We endorse the boycott as a symbolic statement. The recent Law School boycott garnered national press attention and increased pressure on the Law School dean to increase efforts toward diverse faculty. Harvard's administration--by failing to implement key recommendations of a report by Pforzheimer University Professor Sidney Verba '53--shows that it, too, needs such pressure to change. National exposure could also focus attention on the lack of minorities throughout academia.
But nobody should believe that one day's boycott will be enough to diversify the Faculty of Arts and Sciences. Even President Derek C. Bok could not just snap his fingers and diversify the Faculty. Minority and women scholars first must accept tenure offers. The recent tenure rejections of Nellie Y. McKay, Albert J. Raboteau and Cornell R. West '74 demonstrate that Harvard must make itself more desirable to outside scholars before they will come. In the meantime, the administration should be praised for its recent efforts to revitalize Afro-American Studies through joint tenure offers.
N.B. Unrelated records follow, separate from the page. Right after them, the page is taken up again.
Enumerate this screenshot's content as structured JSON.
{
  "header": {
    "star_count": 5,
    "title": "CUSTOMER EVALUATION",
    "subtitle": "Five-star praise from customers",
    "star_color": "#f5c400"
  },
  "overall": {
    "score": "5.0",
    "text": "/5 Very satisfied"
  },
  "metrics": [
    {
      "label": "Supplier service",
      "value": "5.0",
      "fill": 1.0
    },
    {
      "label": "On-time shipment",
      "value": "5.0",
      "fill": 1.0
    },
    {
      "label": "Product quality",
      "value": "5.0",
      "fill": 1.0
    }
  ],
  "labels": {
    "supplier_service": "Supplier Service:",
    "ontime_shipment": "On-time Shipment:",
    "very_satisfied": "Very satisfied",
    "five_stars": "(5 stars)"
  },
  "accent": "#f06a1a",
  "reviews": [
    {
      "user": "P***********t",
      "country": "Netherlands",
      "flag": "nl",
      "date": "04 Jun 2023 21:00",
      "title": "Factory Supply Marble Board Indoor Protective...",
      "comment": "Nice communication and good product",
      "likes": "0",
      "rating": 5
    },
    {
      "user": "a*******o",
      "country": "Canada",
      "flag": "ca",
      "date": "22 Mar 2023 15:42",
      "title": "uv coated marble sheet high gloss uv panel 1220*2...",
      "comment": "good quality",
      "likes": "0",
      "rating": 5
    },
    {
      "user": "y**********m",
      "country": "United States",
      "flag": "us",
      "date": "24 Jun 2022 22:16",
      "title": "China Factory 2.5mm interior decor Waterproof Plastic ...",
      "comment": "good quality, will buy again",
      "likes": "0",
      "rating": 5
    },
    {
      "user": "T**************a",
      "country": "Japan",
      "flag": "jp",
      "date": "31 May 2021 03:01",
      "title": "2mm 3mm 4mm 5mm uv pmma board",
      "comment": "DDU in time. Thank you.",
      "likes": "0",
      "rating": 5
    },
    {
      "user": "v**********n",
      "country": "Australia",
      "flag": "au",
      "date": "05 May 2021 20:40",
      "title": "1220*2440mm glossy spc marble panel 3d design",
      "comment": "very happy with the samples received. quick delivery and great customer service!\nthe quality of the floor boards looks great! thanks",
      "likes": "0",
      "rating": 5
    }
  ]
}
We encourage the administration to keep trying.
An even larger problem is the dearth of minority Ph.Ds candidates nationwide. While Harvard could bolster its ranks of minority faculty by luring them away from other universities, this approach is no lasting solution. Harvard will have to commit itself to increasing the number of minorities in the academic "pipeline" before the problem of homogeneous faculties can be adequately addressed. The recent increase in minority admissions to the Graduate School of Arts and Sciences--which followed a boost in the school's financial aid funding--is a promising sign for the 21st century.
Although the Harvard administration cannot immediately do everything necessary to remedy the lack of faculty diversity, that does not excuse its current lethargy. The Faculty should follow the recommendations of the Verba Report and appoint senior Faculty members in each department to be affirmative action representatives. Such a move would shake up an otherwise stagnant process.
But first, students need to shake up the administration. We would have preferred that MSA had not moved the date of the boycott to avoid staging it during prefrosh week. By exposing one of Harvard's most shameful shortcomings to prospective students, MSA could have put even more pressure on the administration. Nevertheless, we endorse the boycott and encourage all students to participate.